Василий, тяжело выдохнув, отвечал:
— Полагаю, за норманнских конунгов на Руси.
— Я, конечно, не в теме, но думаю, что за такую ерунду тебе светит так называемый «детский» срок. Лет пять лагерей, не больше, плюс, конечно, ссылка куда-нибудь в северный Казахстан.
— Не весело…
— Куда уж веселей! Но все-таки это не «высшая мера социальной защиты», и даже не двадцать пять лет урановых рудников. Мне-то как раз шьют соответствующие статьи.
— Это за что же?
— За вредительство на производстве и шпионаж.
Василий испугался и даже отодвинулся от соседа, уперевшись в поганый бак.
— И на кого же вы шпионили? — настороженно спросил он.

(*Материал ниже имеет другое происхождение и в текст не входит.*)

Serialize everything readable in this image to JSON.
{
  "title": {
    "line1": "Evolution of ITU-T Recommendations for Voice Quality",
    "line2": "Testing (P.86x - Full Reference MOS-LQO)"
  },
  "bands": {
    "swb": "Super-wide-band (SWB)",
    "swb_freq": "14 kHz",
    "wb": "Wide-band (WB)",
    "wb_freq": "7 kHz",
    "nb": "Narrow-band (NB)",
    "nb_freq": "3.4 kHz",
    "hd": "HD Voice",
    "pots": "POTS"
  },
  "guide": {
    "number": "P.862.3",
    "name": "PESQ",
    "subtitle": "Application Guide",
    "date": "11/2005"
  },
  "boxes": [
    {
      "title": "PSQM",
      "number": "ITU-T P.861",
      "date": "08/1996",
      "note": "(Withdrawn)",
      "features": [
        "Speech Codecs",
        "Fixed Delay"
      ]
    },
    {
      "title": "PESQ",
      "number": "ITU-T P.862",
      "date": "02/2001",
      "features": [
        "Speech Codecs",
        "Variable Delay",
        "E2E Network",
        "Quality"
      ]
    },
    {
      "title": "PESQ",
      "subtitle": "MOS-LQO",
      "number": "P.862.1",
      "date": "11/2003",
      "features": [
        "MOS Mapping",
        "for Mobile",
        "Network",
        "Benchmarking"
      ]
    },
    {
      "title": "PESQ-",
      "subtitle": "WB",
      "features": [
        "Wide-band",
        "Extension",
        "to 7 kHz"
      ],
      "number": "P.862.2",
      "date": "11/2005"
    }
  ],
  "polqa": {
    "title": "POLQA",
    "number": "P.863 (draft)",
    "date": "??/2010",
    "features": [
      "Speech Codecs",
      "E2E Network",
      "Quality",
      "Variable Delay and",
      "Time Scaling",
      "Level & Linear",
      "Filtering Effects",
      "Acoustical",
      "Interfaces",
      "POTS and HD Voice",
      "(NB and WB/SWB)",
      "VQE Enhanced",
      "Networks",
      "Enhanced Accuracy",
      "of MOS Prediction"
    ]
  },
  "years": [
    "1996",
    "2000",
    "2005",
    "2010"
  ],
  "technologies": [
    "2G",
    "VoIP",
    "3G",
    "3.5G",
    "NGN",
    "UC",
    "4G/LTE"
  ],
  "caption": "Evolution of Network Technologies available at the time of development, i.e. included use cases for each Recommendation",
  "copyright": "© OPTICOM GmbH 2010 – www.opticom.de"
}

— То ли я работал на Израиль, то ли на Парагвай. Я толком не разобрал.
— Невероятно! Неужели вы взаправду шпионили против нас?!
— Да бог с тобой! Я даже не знаю, где находится этот долбаный Парагвай! На воле я был начальником смены на «Серпе и молоте», у меня на шее шестеро детей, супруга работала уборщицей в райкоме партии, один костюм я таскал пятнадцать лет кряду — какой уж тут, к чертовой матери, шпионаж!
— Тогда в чем же дело?
— А хрен его знает, в чем! Я как-то раз пьяным делом поговорил по душам с одним мужиком из нашего цеха, сменным мастером по фамилии Петухов. Тема была такая: Ленин и его соратники по борьбе. Как это, говорю, товарищ Каменев скрывался вместе с Лениным в Разливе от ищеек Временного правительства и вдруг оказывается, что он планировал покушение на вождя?! Как это, говорю, товарищ Зиновьев с горсткой красногвардейцев отстоял Петрокоммуну от Юденича и вдруг он готовит фашистский переворот?! Нестыковка, говорю, получается… Вот, видимо, на этой теме и погорел.